You can then use the 160GiB HDD for storage of your most important files, photos & videos and we all have some. Often a docking station that mounts both 2.5" & 3.5" HDD/SSD's can be found for $25 or so on the Newegg site when on promo, if you're not on their list, you can sign right up for these to be delivered to your inbox with valuable discount codes that we cannot share here, per Forum rules. Link is a bit down the page, if you've never used their site, or haven't in some time.
Since you also have a Haswell CPU as I do, I felt it necessary to add the option of a SSD, it's the best 'bang for the buck' you can invest in your PC, the results are immediate & makes a powerful impact on everything you do with the PC.

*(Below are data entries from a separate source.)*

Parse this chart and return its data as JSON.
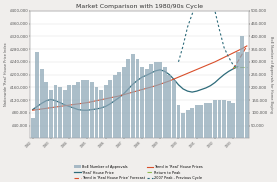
{
  "title": "Market Comparison with 1980/90s Cycle",
  "ylabel_left": "Nationwide 'Real' House Price Index",
  "ylabel_right": "BoE Number of Approvals for Home Buying",
  "bar_color": "#8fa8b8",
  "ylim_left": [
    0,
    400000
  ],
  "ylim_right": [
    0,
    500000
  ],
  "yticks_left": [
    40000,
    80000,
    120000,
    160000,
    200000,
    240000,
    280000,
    320000,
    360000,
    400000
  ],
  "yticks_right": [
    50000,
    100000,
    150000,
    200000,
    250000,
    300000,
    350000,
    400000,
    450000,
    500000
  ],
  "ytick_labels_left": [
    "£40,000",
    "£80,000",
    "£120,000",
    "£160,000",
    "£200,000",
    "£240,000",
    "£280,000",
    "£320,000",
    "£360,000",
    "£400,000"
  ],
  "ytick_labels_right": [
    "50,000",
    "100,000",
    "150,000",
    "200,000",
    "250,000",
    "300,000",
    "350,000",
    "400,000",
    "450,000",
    "500,000"
  ],
  "n_bars": 48,
  "bar_values": [
    80000,
    340000,
    270000,
    220000,
    190000,
    210000,
    200000,
    190000,
    210000,
    210000,
    220000,
    230000,
    230000,
    220000,
    200000,
    190000,
    210000,
    230000,
    250000,
    260000,
    280000,
    310000,
    330000,
    310000,
    280000,
    270000,
    290000,
    300000,
    300000,
    280000,
    250000,
    230000,
    130000,
    100000,
    110000,
    120000,
    130000,
    130000,
    140000,
    140000,
    150000,
    150000,
    150000,
    145000,
    140000,
    340000,
    400000,
    340000
  ],
  "real_house_price": [
    90000,
    100000,
    110000,
    118000,
    122000,
    118000,
    112000,
    105000,
    100000,
    95000,
    90000,
    88000,
    88000,
    90000,
    92000,
    95000,
    100000,
    108000,
    118000,
    128000,
    140000,
    155000,
    170000,
    182000,
    192000,
    198000,
    205000,
    212000,
    215000,
    210000,
    200000,
    185000,
    168000,
    155000,
    148000,
    145000,
    148000,
    153000,
    158000,
    165000,
    175000,
    188000,
    200000,
    210000,
    218000,
    225000,
    null,
    null
  ],
  "trend_real_prices": [
    88000,
    90000,
    92000,
    94000,
    96000,
    98000,
    100000,
    102000,
    104000,
    106000,
    108000,
    110000,
    112000,
    115000,
    118000,
    121000,
    124000,
    127000,
    130000,
    133000,
    137000,
    141000,
    145000,
    149000,
    153000,
    157000,
    161000,
    165000,
    170000,
    175000,
    180000,
    186000,
    192000,
    198000,
    204000,
    210000,
    216000,
    222000,
    228000,
    234000,
    240000,
    247000,
    254000,
    261000,
    268000,
    275000,
    282000,
    290000
  ],
  "trend_forecast": [
    null,
    null,
    null,
    null,
    null,
    null,
    null,
    null,
    null,
    null,
    null,
    null,
    null,
    null,
    null,
    null,
    null,
    null,
    null,
    null,
    null,
    null,
    null,
    null,
    null,
    null,
    null,
    null,
    null,
    null,
    null,
    null,
    null,
    null,
    null,
    null,
    null,
    null,
    null,
    null,
    null,
    null,
    null,
    null,
    218000,
    240000,
    265000,
    290000
  ],
  "return_to_peak": [
    null,
    null,
    null,
    null,
    null,
    null,
    null,
    null,
    null,
    null,
    null,
    null,
    null,
    null,
    null,
    null,
    null,
    null,
    null,
    null,
    null,
    null,
    null,
    null,
    null,
    null,
    null,
    null,
    null,
    null,
    null,
    null,
    null,
    null,
    null,
    null,
    null,
    null,
    null,
    null,
    null,
    null,
    null,
    null,
    225000,
    225000,
    225000,
    225000
  ],
  "peak_2007": [
    null,
    null,
    null,
    null,
    null,
    null,
    null,
    null,
    null,
    null,
    null,
    null,
    null,
    null,
    null,
    null,
    null,
    null,
    null,
    null,
    null,
    null,
    null,
    null,
    null,
    null,
    null,
    null,
    null,
    null,
    null,
    null,
    240000,
    290000,
    350000,
    390000,
    430000,
    460000,
    470000,
    450000,
    400000,
    340000,
    285000,
    255000,
    230000,
    218000,
    null,
    null
  ],
  "real_hp_color": "#2e6b7a",
  "trend_real_color": "#d94f2b",
  "trend_forecast_color": "#d94f2b",
  "return_to_peak_color": "#8fba4f",
  "peak_2007_color": "#2e6b7a",
  "background_color": "#f0eeec"
}
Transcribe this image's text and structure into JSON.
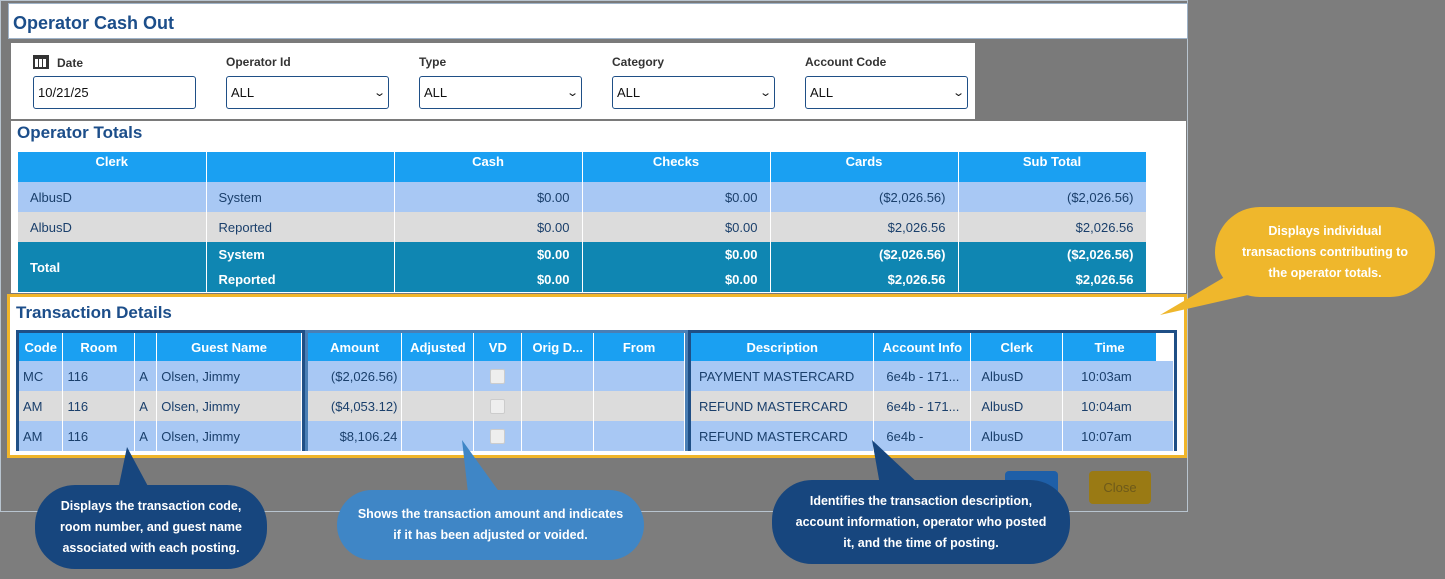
{
  "window": {
    "title": "Operator Cash Out"
  },
  "filters": {
    "date": {
      "label": "Date",
      "value": "10/21/25"
    },
    "operator_id": {
      "label": "Operator Id",
      "value": "ALL"
    },
    "type": {
      "label": "Type",
      "value": "ALL"
    },
    "category": {
      "label": "Category",
      "value": "ALL"
    },
    "account_code": {
      "label": "Account Code",
      "value": "ALL"
    }
  },
  "operator_totals": {
    "heading": "Operator Totals",
    "columns": [
      "Clerk",
      "",
      "Cash",
      "Checks",
      "Cards",
      "Sub Total"
    ],
    "rows": [
      {
        "clerk": "AlbusD",
        "kind": "System",
        "cash": "$0.00",
        "checks": "$0.00",
        "cards": "($2,026.56)",
        "subtotal": "($2,026.56)"
      },
      {
        "clerk": "AlbusD",
        "kind": "Reported",
        "cash": "$0.00",
        "checks": "$0.00",
        "cards": "$2,026.56",
        "subtotal": "$2,026.56"
      }
    ],
    "total": {
      "label": "Total",
      "system": {
        "kind": "System",
        "cash": "$0.00",
        "checks": "$0.00",
        "cards": "($2,026.56)",
        "subtotal": "($2,026.56)"
      },
      "reported": {
        "kind": "Reported",
        "cash": "$0.00",
        "checks": "$0.00",
        "cards": "$2,026.56",
        "subtotal": "$2,026.56"
      }
    }
  },
  "transaction_details": {
    "heading": "Transaction Details",
    "left_columns": [
      "Code",
      "Room",
      "",
      "Guest Name"
    ],
    "mid_columns": [
      "Amount",
      "Adjusted",
      "VD",
      "Orig D...",
      "From"
    ],
    "right_columns": [
      "Description",
      "Account Info",
      "Clerk",
      "Time"
    ],
    "rows": [
      {
        "code": "MC",
        "room": "116",
        "flag": "A",
        "guest": "Olsen, Jimmy",
        "amount": "($2,026.56)",
        "adjusted": "",
        "orig": "",
        "from": "",
        "description": "PAYMENT MASTERCARD",
        "account": "6e4b - 171...",
        "clerk": "AlbusD",
        "time": "10:03am"
      },
      {
        "code": "AM",
        "room": "116",
        "flag": "A",
        "guest": "Olsen, Jimmy",
        "amount": "($4,053.12)",
        "adjusted": "",
        "orig": "",
        "from": "",
        "description": "REFUND MASTERCARD",
        "account": "6e4b - 171...",
        "clerk": "AlbusD",
        "time": "10:04am"
      },
      {
        "code": "AM",
        "room": "116",
        "flag": "A",
        "guest": "Olsen, Jimmy",
        "amount": "$8,106.24",
        "adjusted": "",
        "orig": "",
        "from": "",
        "description": "REFUND MASTERCARD",
        "account": "6e4b -",
        "clerk": "AlbusD",
        "time": "10:07am"
      }
    ]
  },
  "buttons": {
    "close": "Close"
  },
  "callouts": {
    "top_right": "Displays individual transactions contributing to the operator totals.",
    "left": "Displays the transaction code, room number, and guest name associated with each posting.",
    "middle": "Shows the transaction amount and indicates if it has been adjusted or voided.",
    "right": "Identifies the transaction description, account information, operator who posted it, and the time of posting."
  },
  "colors": {
    "header_blue": "#1aa0f2",
    "total_teal": "#0f86b2",
    "highlight_gold": "#f0b52a",
    "callout_dark": "#17467e",
    "callout_mid": "#3f86c6"
  }
}
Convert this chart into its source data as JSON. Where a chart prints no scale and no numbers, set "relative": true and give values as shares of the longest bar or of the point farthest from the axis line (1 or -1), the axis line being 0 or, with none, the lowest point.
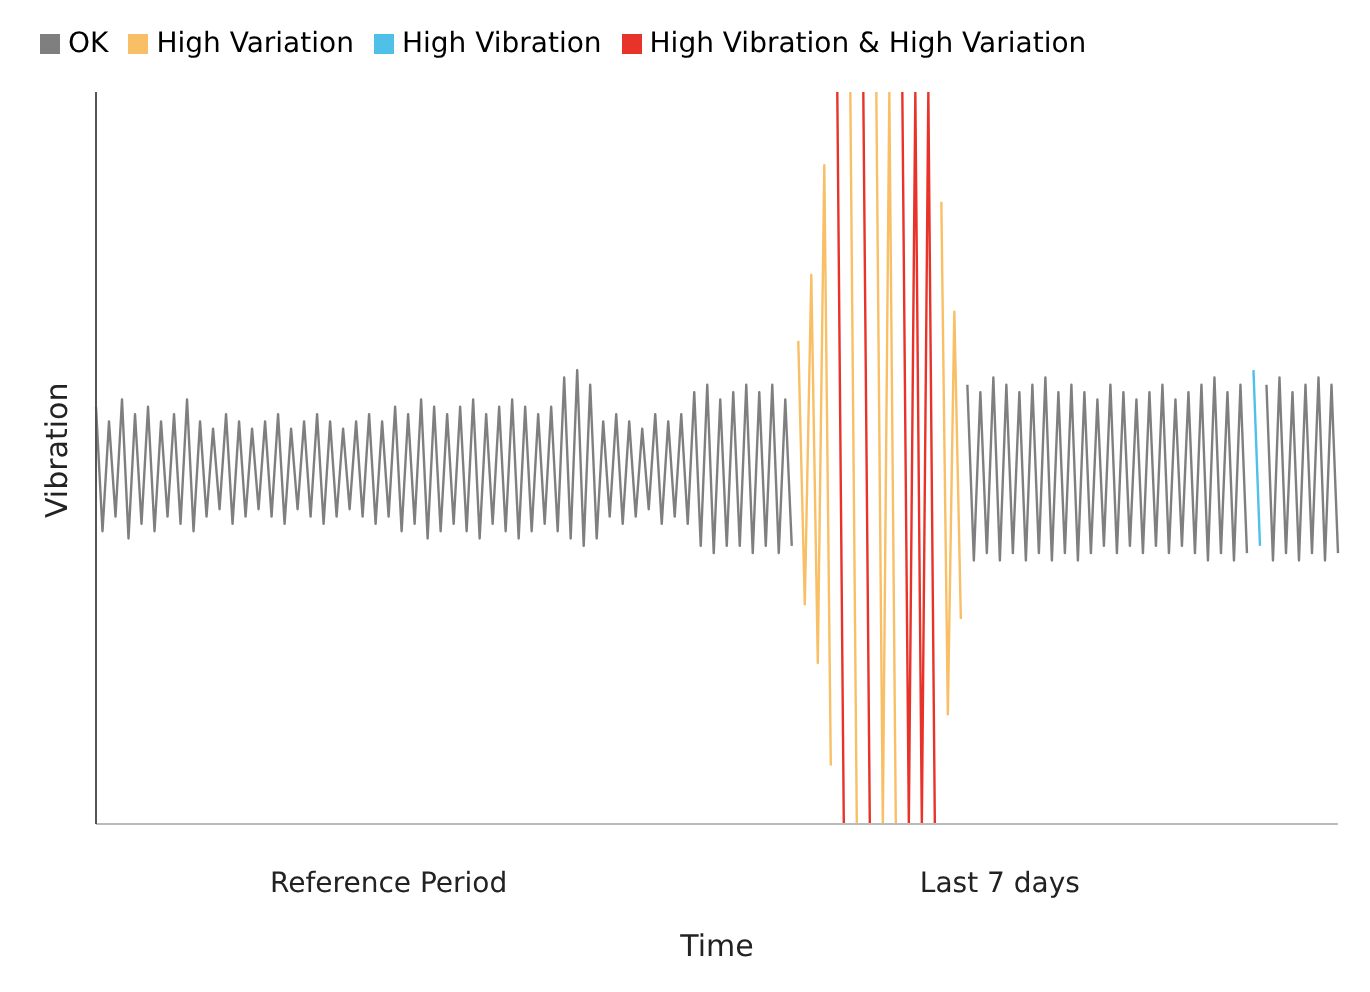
{
  "chart_data": {
    "type": "line",
    "relative": true,
    "xlabel": "Time",
    "ylabel": "Vibration",
    "legend": "top left",
    "categories": [
      null,
      null,
      null,
      null,
      null,
      null,
      null,
      null,
      null,
      null,
      null,
      null,
      null,
      null,
      null,
      null,
      null,
      null,
      null,
      null,
      null,
      null,
      null,
      null,
      null,
      null,
      null,
      null,
      null,
      null,
      null,
      null,
      null,
      null,
      null,
      null,
      null,
      null,
      null,
      null,
      null,
      null,
      null,
      null,
      null,
      "Reference Period",
      null,
      null,
      null,
      null,
      null,
      null,
      null,
      null,
      null,
      null,
      null,
      null,
      null,
      null,
      null,
      null,
      null,
      null,
      null,
      null,
      null,
      null,
      null,
      null,
      null,
      null,
      null,
      null,
      null,
      null,
      null,
      null,
      null,
      null,
      null,
      null,
      null,
      null,
      null,
      null,
      null,
      null,
      null,
      null,
      null,
      null,
      null,
      null,
      null,
      null,
      null,
      null,
      null,
      null,
      null,
      null,
      null,
      null,
      null,
      null,
      null,
      null,
      null,
      null,
      null,
      null,
      null,
      null,
      null,
      null,
      null,
      null,
      null,
      null,
      null,
      null,
      null,
      null,
      null,
      null,
      null,
      null,
      null,
      null,
      null,
      null,
      null,
      null,
      null,
      null,
      null,
      null,
      null,
      "Last 7 days",
      null,
      null,
      null,
      null,
      null,
      null,
      null,
      null,
      null,
      null,
      null,
      null,
      null,
      null,
      null,
      null,
      null,
      null,
      null,
      null,
      null,
      null,
      null,
      null,
      null,
      null,
      null,
      null,
      null,
      null,
      null,
      null,
      null,
      null,
      null,
      null,
      null,
      null,
      null,
      null,
      null,
      null,
      null,
      null,
      null,
      null,
      null,
      null,
      null,
      null,
      null,
      null
    ],
    "series": [
      {
        "name": "OK",
        "color": "#7f7f7f",
        "values": [
          0.57,
          0.4,
          0.55,
          0.42,
          0.58,
          0.39,
          0.56,
          0.41,
          0.57,
          0.4,
          0.55,
          0.42,
          0.56,
          0.41,
          0.58,
          0.4,
          0.55,
          0.42,
          0.54,
          0.43,
          0.56,
          0.41,
          0.55,
          0.42,
          0.54,
          0.43,
          0.55,
          0.42,
          0.56,
          0.41,
          0.54,
          0.43,
          0.55,
          0.42,
          0.56,
          0.41,
          0.55,
          0.42,
          0.54,
          0.43,
          0.55,
          0.42,
          0.56,
          0.41,
          0.55,
          0.42,
          0.57,
          0.4,
          0.56,
          0.41,
          0.58,
          0.39,
          0.57,
          0.4,
          0.56,
          0.41,
          0.57,
          0.4,
          0.58,
          0.39,
          0.56,
          0.41,
          0.57,
          0.4,
          0.58,
          0.39,
          0.57,
          0.4,
          0.56,
          0.41,
          0.57,
          0.4,
          0.61,
          0.39,
          0.62,
          0.38,
          0.6,
          0.39,
          0.55,
          0.42,
          0.56,
          0.41,
          0.55,
          0.42,
          0.54,
          0.43,
          0.56,
          0.41,
          0.55,
          0.42,
          0.56,
          0.41,
          0.59,
          0.38,
          0.6,
          0.37,
          0.58,
          0.38,
          0.59,
          0.38,
          0.6,
          0.37,
          0.59,
          0.38,
          0.6,
          0.37,
          0.58,
          0.38,
          null,
          null,
          null,
          null,
          null,
          null,
          null,
          null,
          null,
          null,
          null,
          null,
          null,
          null,
          null,
          null,
          null,
          null,
          null,
          null,
          null,
          null,
          null,
          null,
          null,
          null,
          0.6,
          0.36,
          0.59,
          0.37,
          0.61,
          0.36,
          0.6,
          0.37,
          0.59,
          0.36,
          0.6,
          0.37,
          0.61,
          0.36,
          0.59,
          0.37,
          0.6,
          0.36,
          0.59,
          0.37,
          0.58,
          0.38,
          0.6,
          0.37,
          0.59,
          0.38,
          0.58,
          0.37,
          0.59,
          0.38,
          0.6,
          0.37,
          0.58,
          0.38,
          0.59,
          0.37,
          0.6,
          0.36,
          0.61,
          0.37,
          0.59,
          0.36,
          0.6,
          0.37,
          null,
          null,
          0.6,
          0.36,
          0.61,
          0.37,
          0.59,
          0.36,
          0.6,
          0.37,
          0.61,
          0.36,
          0.6,
          0.37
        ]
      },
      {
        "name": "High Variation",
        "color": "#f9bf66",
        "values": [
          null,
          null,
          null,
          null,
          null,
          null,
          null,
          null,
          null,
          null,
          null,
          null,
          null,
          null,
          null,
          null,
          null,
          null,
          null,
          null,
          null,
          null,
          null,
          null,
          null,
          null,
          null,
          null,
          null,
          null,
          null,
          null,
          null,
          null,
          null,
          null,
          null,
          null,
          null,
          null,
          null,
          null,
          null,
          null,
          null,
          null,
          null,
          null,
          null,
          null,
          null,
          null,
          null,
          null,
          null,
          null,
          null,
          null,
          null,
          null,
          null,
          null,
          null,
          null,
          null,
          null,
          null,
          null,
          null,
          null,
          null,
          null,
          null,
          null,
          null,
          null,
          null,
          null,
          null,
          null,
          null,
          null,
          null,
          null,
          null,
          null,
          null,
          null,
          null,
          null,
          null,
          null,
          null,
          null,
          null,
          null,
          null,
          null,
          null,
          null,
          null,
          null,
          null,
          null,
          null,
          null,
          null,
          null,
          0.66,
          0.3,
          0.75,
          0.22,
          0.9,
          0.08,
          null,
          null,
          1,
          0,
          null,
          null,
          1,
          0,
          1,
          0,
          null,
          null,
          null,
          null,
          null,
          null,
          0.85,
          0.15,
          0.7,
          0.28,
          null,
          null,
          null,
          null,
          null,
          null,
          null,
          null,
          null,
          null,
          null,
          null,
          null,
          null,
          null,
          null,
          null,
          null,
          null,
          null,
          null,
          null,
          null,
          null,
          null,
          null,
          null,
          null,
          null,
          null,
          null,
          null,
          null,
          null,
          null,
          null,
          null,
          null,
          null,
          null,
          null,
          null,
          null,
          null,
          null,
          null,
          null,
          null,
          null,
          null,
          null,
          null,
          null,
          null,
          null,
          null,
          null,
          null
        ]
      },
      {
        "name": "High Vibration",
        "color": "#4fc1e9",
        "values": [
          null,
          null,
          null,
          null,
          null,
          null,
          null,
          null,
          null,
          null,
          null,
          null,
          null,
          null,
          null,
          null,
          null,
          null,
          null,
          null,
          null,
          null,
          null,
          null,
          null,
          null,
          null,
          null,
          null,
          null,
          null,
          null,
          null,
          null,
          null,
          null,
          null,
          null,
          null,
          null,
          null,
          null,
          null,
          null,
          null,
          null,
          null,
          null,
          null,
          null,
          null,
          null,
          null,
          null,
          null,
          null,
          null,
          null,
          null,
          null,
          null,
          null,
          null,
          null,
          null,
          null,
          null,
          null,
          null,
          null,
          null,
          null,
          null,
          null,
          null,
          null,
          null,
          null,
          null,
          null,
          null,
          null,
          null,
          null,
          null,
          null,
          null,
          null,
          null,
          null,
          null,
          null,
          null,
          null,
          null,
          null,
          null,
          null,
          null,
          null,
          null,
          null,
          null,
          null,
          null,
          null,
          null,
          null,
          null,
          null,
          null,
          null,
          null,
          null,
          null,
          null,
          null,
          null,
          null,
          null,
          null,
          null,
          null,
          null,
          null,
          null,
          null,
          null,
          null,
          null,
          null,
          null,
          null,
          null,
          null,
          null,
          null,
          null,
          null,
          null,
          null,
          null,
          null,
          null,
          null,
          null,
          null,
          null,
          null,
          null,
          null,
          null,
          null,
          null,
          null,
          null,
          null,
          null,
          null,
          null,
          null,
          null,
          null,
          null,
          null,
          null,
          null,
          null,
          null,
          null,
          null,
          null,
          null,
          null,
          null,
          null,
          null,
          null,
          0.62,
          0.38,
          null,
          null,
          null,
          null,
          null,
          null,
          null,
          null,
          null,
          null,
          null,
          null
        ]
      },
      {
        "name": "High Vibration & High Variation",
        "color": "#e8332a",
        "values": [
          null,
          null,
          null,
          null,
          null,
          null,
          null,
          null,
          null,
          null,
          null,
          null,
          null,
          null,
          null,
          null,
          null,
          null,
          null,
          null,
          null,
          null,
          null,
          null,
          null,
          null,
          null,
          null,
          null,
          null,
          null,
          null,
          null,
          null,
          null,
          null,
          null,
          null,
          null,
          null,
          null,
          null,
          null,
          null,
          null,
          null,
          null,
          null,
          null,
          null,
          null,
          null,
          null,
          null,
          null,
          null,
          null,
          null,
          null,
          null,
          null,
          null,
          null,
          null,
          null,
          null,
          null,
          null,
          null,
          null,
          null,
          null,
          null,
          null,
          null,
          null,
          null,
          null,
          null,
          null,
          null,
          null,
          null,
          null,
          null,
          null,
          null,
          null,
          null,
          null,
          null,
          null,
          null,
          null,
          null,
          null,
          null,
          null,
          null,
          null,
          null,
          null,
          null,
          null,
          null,
          null,
          null,
          null,
          null,
          null,
          null,
          null,
          null,
          null,
          1,
          0,
          null,
          null,
          1,
          0,
          null,
          null,
          null,
          null,
          1,
          0,
          1,
          0,
          1,
          0,
          null,
          null,
          null,
          null,
          null,
          null,
          null,
          null,
          null,
          null,
          null,
          null,
          null,
          null,
          null,
          null,
          null,
          null,
          null,
          null,
          null,
          null,
          null,
          null,
          null,
          null,
          null,
          null,
          null,
          null,
          null,
          null,
          null,
          null,
          null,
          null,
          null,
          null,
          null,
          null,
          null,
          null,
          null,
          null,
          null,
          null,
          null,
          null,
          null,
          null,
          null,
          null,
          null,
          null,
          null,
          null,
          null,
          null,
          null,
          null,
          null,
          null
        ]
      }
    ]
  }
}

Plus since you have lots of HDD space as it is, there's no need to purchase another, you have enough space to install a couple more Linux OS's, with a /home partition for each, though if you want the root on a SSD, would need the 500GiB model for sure. These starts at $129 & up on promo, though $149 is the regular price for some models. Again, I cannot stress enough, stay away from Samsung EVO models, no matter how bold their claims are, they're junk & Samsung burned many of those who purchased many of the 840 series, shipping a software patch for a hardware read defect. Someone on this very forum, in this section, just stated the same as I a couple of days back.
Good Luck, no matter what you do!
Edited by cat1092, 06 January 2016 - 02:42 AM.